The extent of clot lysis was automatically measured by means of light absorbance at a wavelength of 412 nm using a spectrometer before and after thrombolytic treatment. This method allowed the
researchers to measure automatically a total of 200 positions within minutes, representing a throughput about 100 times as large as that of conventional methods. Magnetic resonance-guided focused ultrasound (MRgFUS) is a novel method for optimizing US treatment. In general, magnetic resonance imaging (MRI) enables the adjustment of the US beam, based on differences in temperature measurements in the targeted parenchyma. For the purpose of sonothrombolysis, preliminary steps have involved using in vitro models with human skull and porcine brain. In future, it may be possible to detect the thrombus within the vessel, to focus the US beam on this Selleck Cyclopamine target, and make corrections to the US beam
so as to avoid side effects of US caused by distortion and shifting of the human skull [29] and [30]. Another way of enhancing the effect of sonothrombolysis involves the use of microspheres. Commercially manufactured ultrasonic contrast amplifiers have been used in several studies: SonoVue®, which consists of sulfur hexafluoride-filled microbubbles of phospholipids, and Levovist®, a granulate of galactose and palmitic acid, which binds to micrometer-sized air bubbles. Following IV injection, they Inhibitor Library solubility dmso take energy on under influence of US, and by oscillation or rupture, this energy is released again, which reinforces the US effectiveness. Various experiments have shown the effectiveness of this method without an increase in the intracranial bleeding rate, which has been demonstrated in vivo. Molina et al. [31] showed an improvement by intermittent bolus injection of Levovist® in addition to tPA treatment plus 2-h insonation with TCD monitoring.

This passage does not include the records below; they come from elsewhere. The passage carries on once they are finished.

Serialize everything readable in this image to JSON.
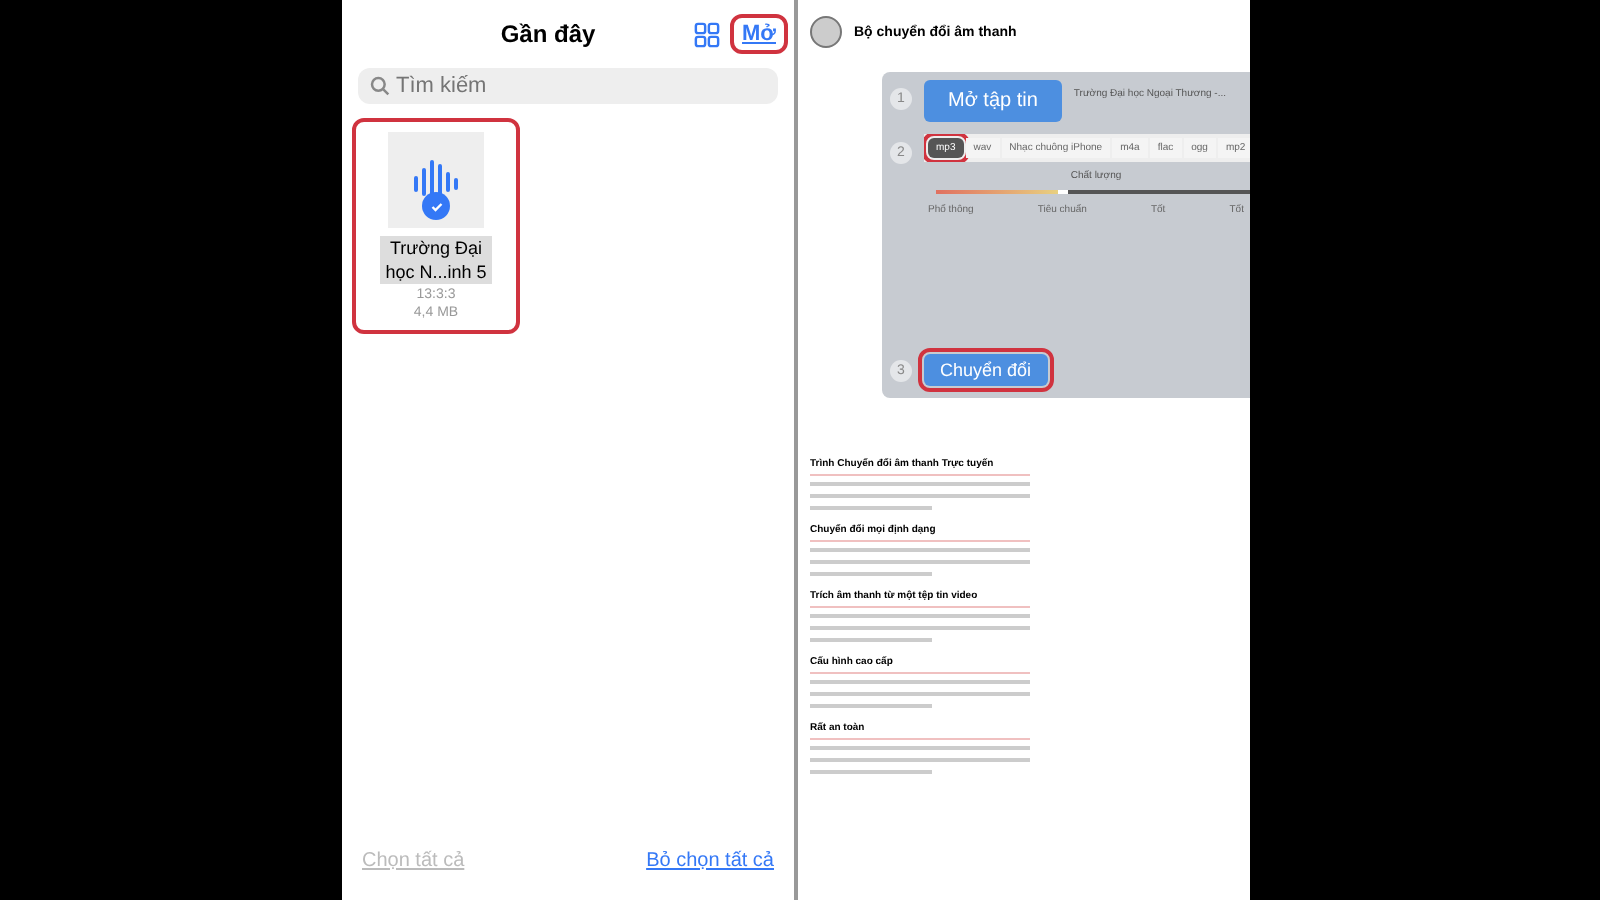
{
  "files_panel": {
    "title": "Gần đây",
    "open_link": {
      "label": "Mở",
      "highlighted": true
    },
    "search": {
      "placeholder": "Tìm kiếm"
    },
    "files": [
      {
        "name": "Trường Đại học N...inh 5",
        "time": "13:3:3",
        "size": "4,4 MB",
        "selected": true,
        "highlighted": true
      }
    ],
    "footer": [
      {
        "label": "Chọn tất cả",
        "disabled": true
      },
      {
        "label": "Bỏ chọn tất cả",
        "disabled": false
      }
    ]
  },
  "converter": {
    "title": "Bộ chuyển đổi âm thanh",
    "steps": [
      {
        "number": "1",
        "kind": "open",
        "button": "Mở tập tin",
        "file": "Trường Đại học Ngoại Thương -..."
      },
      {
        "number": "2",
        "kind": "format",
        "formats": [
          {
            "label": "mp3",
            "selected": true,
            "highlighted": true
          },
          {
            "label": "wav",
            "selected": false,
            "highlighted": false
          },
          {
            "label": "Nhạc chuông iPhone",
            "selected": false,
            "highlighted": false
          },
          {
            "label": "m4a",
            "selected": false,
            "highlighted": false
          },
          {
            "label": "flac",
            "selected": false,
            "highlighted": false
          },
          {
            "label": "ogg",
            "selected": false,
            "highlighted": false
          },
          {
            "label": "mp2",
            "selected": false,
            "highlighted": false
          }
        ],
        "quality_label": "Chất lượng",
        "level": 0.38,
        "quality_marks": [
          "Phổ thông",
          "Tiêu chuẩn",
          "Tốt",
          "Tốt"
        ]
      },
      {
        "number": "3",
        "kind": "convert",
        "button": "Chuyển đổi",
        "highlighted": true
      }
    ],
    "sections": [
      {
        "heading": "Trình Chuyển đổi âm thanh Trực tuyến"
      },
      {
        "heading": "Chuyển đổi mọi định dạng"
      },
      {
        "heading": "Trích âm thanh từ một tệp tin video"
      },
      {
        "heading": "Cấu hình cao cấp"
      },
      {
        "heading": "Rất an toàn"
      }
    ]
  }
}
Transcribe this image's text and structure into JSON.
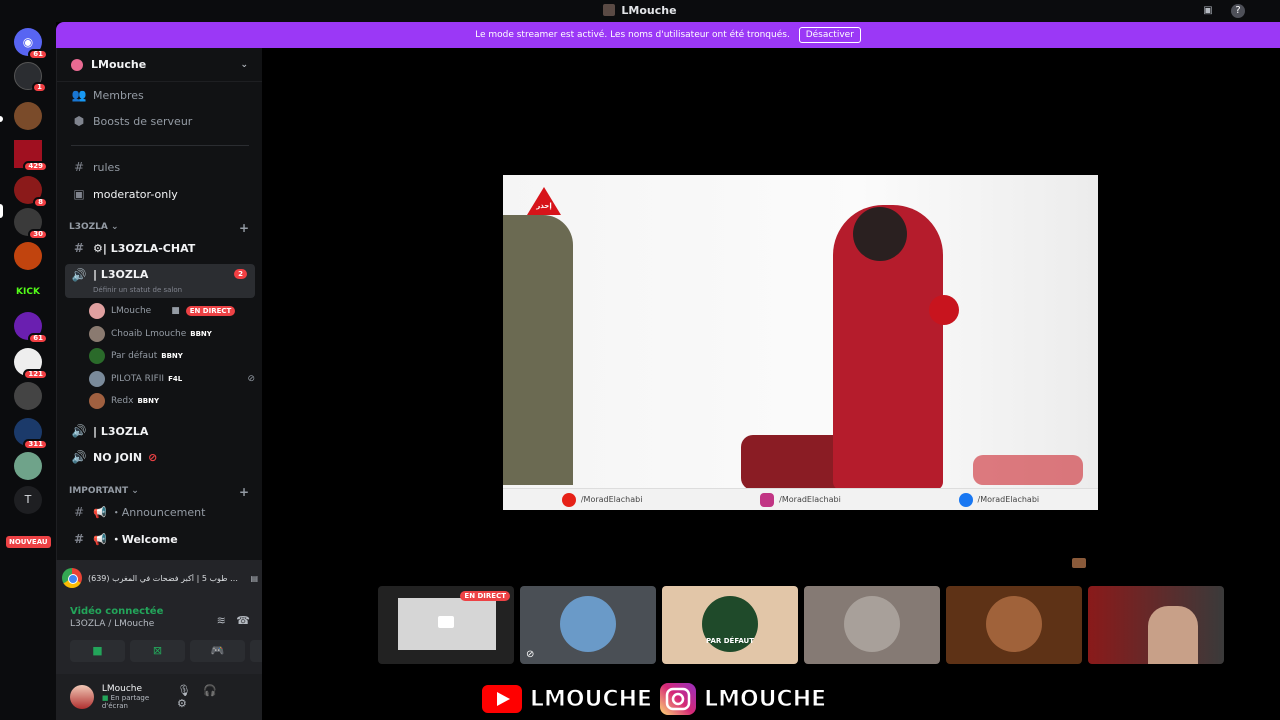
{
  "window": {
    "title": "LMouche"
  },
  "banner": {
    "text": "Le mode streamer est activé. Les noms d'utilisateur ont été tronqués.",
    "button": "Désactiver"
  },
  "guilds": [
    {
      "name": "home",
      "badge": "61",
      "color": "#5865f2"
    },
    {
      "name": "server-1",
      "badge": "1",
      "color": "#2b2d31"
    },
    {
      "name": "server-2",
      "badge": "",
      "color": "#7a4b2a"
    },
    {
      "name": "server-3",
      "badge": "429",
      "color": "#a01020"
    },
    {
      "name": "server-4",
      "badge": "8",
      "color": "#8b1a1a"
    },
    {
      "name": "server-5",
      "badge": "30",
      "color": "#3a3a3a"
    },
    {
      "name": "server-6",
      "badge": "",
      "color": "#c1440e"
    },
    {
      "name": "kick",
      "badge": "",
      "color": "#0b0c0e",
      "label": "KICK"
    },
    {
      "name": "server-8",
      "badge": "61",
      "color": "#6a1fb0"
    },
    {
      "name": "server-9",
      "badge": "121",
      "color": "#eeeeee"
    },
    {
      "name": "server-10",
      "badge": "",
      "color": "#444"
    },
    {
      "name": "server-11",
      "badge": "311",
      "color": "#1b3a6a"
    },
    {
      "name": "server-12",
      "badge": "",
      "color": "#6fa38a"
    },
    {
      "name": "server-t",
      "badge": "",
      "color": "#1e1f22",
      "label": "T"
    }
  ],
  "new_badge": "NOUVEAU",
  "server": {
    "name": "LMouche"
  },
  "top_links": [
    {
      "label": "Membres"
    },
    {
      "label": "Boosts de serveur"
    }
  ],
  "channels_top": [
    {
      "label": "rules"
    },
    {
      "label": "moderator-only"
    }
  ],
  "category_1": "L3OZLA",
  "channels_1": [
    {
      "label": "⚙| L3OZLA-CHAT"
    }
  ],
  "voice_active": {
    "label": "| L3OZLA",
    "status": "Définir un statut de salon",
    "badge": "2"
  },
  "voice_users": [
    {
      "name": "LMouche",
      "tag": "",
      "live": "EN DIRECT",
      "color": "#e0a0a0"
    },
    {
      "name": "Choaib Lmouche",
      "tag": "BBNY",
      "live": "",
      "color": "#8a7a70"
    },
    {
      "name": "Par défaut",
      "tag": "BBNY",
      "live": "",
      "color": "#2a6a2a"
    },
    {
      "name": "PILOTA RIFII",
      "tag": "F4L",
      "live": "",
      "color": "#7a8a9a"
    },
    {
      "name": "Redx",
      "tag": "BBNY",
      "live": "",
      "color": "#a06040"
    }
  ],
  "voice_channels": [
    {
      "label": "| L3OZLA"
    },
    {
      "label": "NO JOIN"
    }
  ],
  "category_2": "IMPORTANT",
  "channels_2": [
    {
      "label": "・Announcement"
    },
    {
      "label": "・Welcome"
    }
  ],
  "activity": {
    "text": "(639) طوب 5 | أكبر فضحات في المغرب 🤣🤣 - Y..."
  },
  "voice_panel": {
    "status": "Vidéo connectée",
    "channel": "L3OZLA / LMouche"
  },
  "user": {
    "name": "LMouche",
    "status": "En partage d'écran"
  },
  "video": {
    "socials": [
      "/MoradElachabi",
      "/MoradElachabi",
      "/MoradElachabi"
    ],
    "logo_text": "إحذر"
  },
  "tiles": [
    {
      "live": "EN DIRECT"
    },
    {},
    {
      "label": "PAR DÉFAUT"
    },
    {},
    {},
    {}
  ],
  "brand": {
    "text1": "LMOUCHE",
    "text2": "LMOUCHE"
  },
  "colors": {
    "accent": "#9b38f6",
    "live": "#ed4245",
    "online": "#23a55a"
  }
}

A similar study was conducted
by Perren et al. [32] in which patients who had suffered from an MCA stroke underwent IV rtPA thrombolysis and 2-MHz TCCS monitoring for 1 h with SonoVue®, resulting in clinical improvement in these patients. No additional intracranial bleedings were noted in these studies. In the transcranial ultrasound in clinical sonothrombolysis Niclosamide (TUCSON) randomized clinical trial, intravenously applied microspheres, which had been developed for the purpose of strengthening the effect of sonothrombolysis, were clinically tested [5]. This dose-escalation study of microspheres showed increased bleeding in the second dose tier, prompting the sponsor of the study to discontinue this approach. In vivo molecular imaging of the human thrombus can be carried out with microspheres conjugated with abciximab, a glycoprotein IIb/IIIa receptor inhibitor that is involved in ligand targeting of the thrombus. In vitro experiments have shown that improved binding of microspheres to the clot enhances sonothrombolysis [33] and [34]. In their 2011 study, Shimizu et al.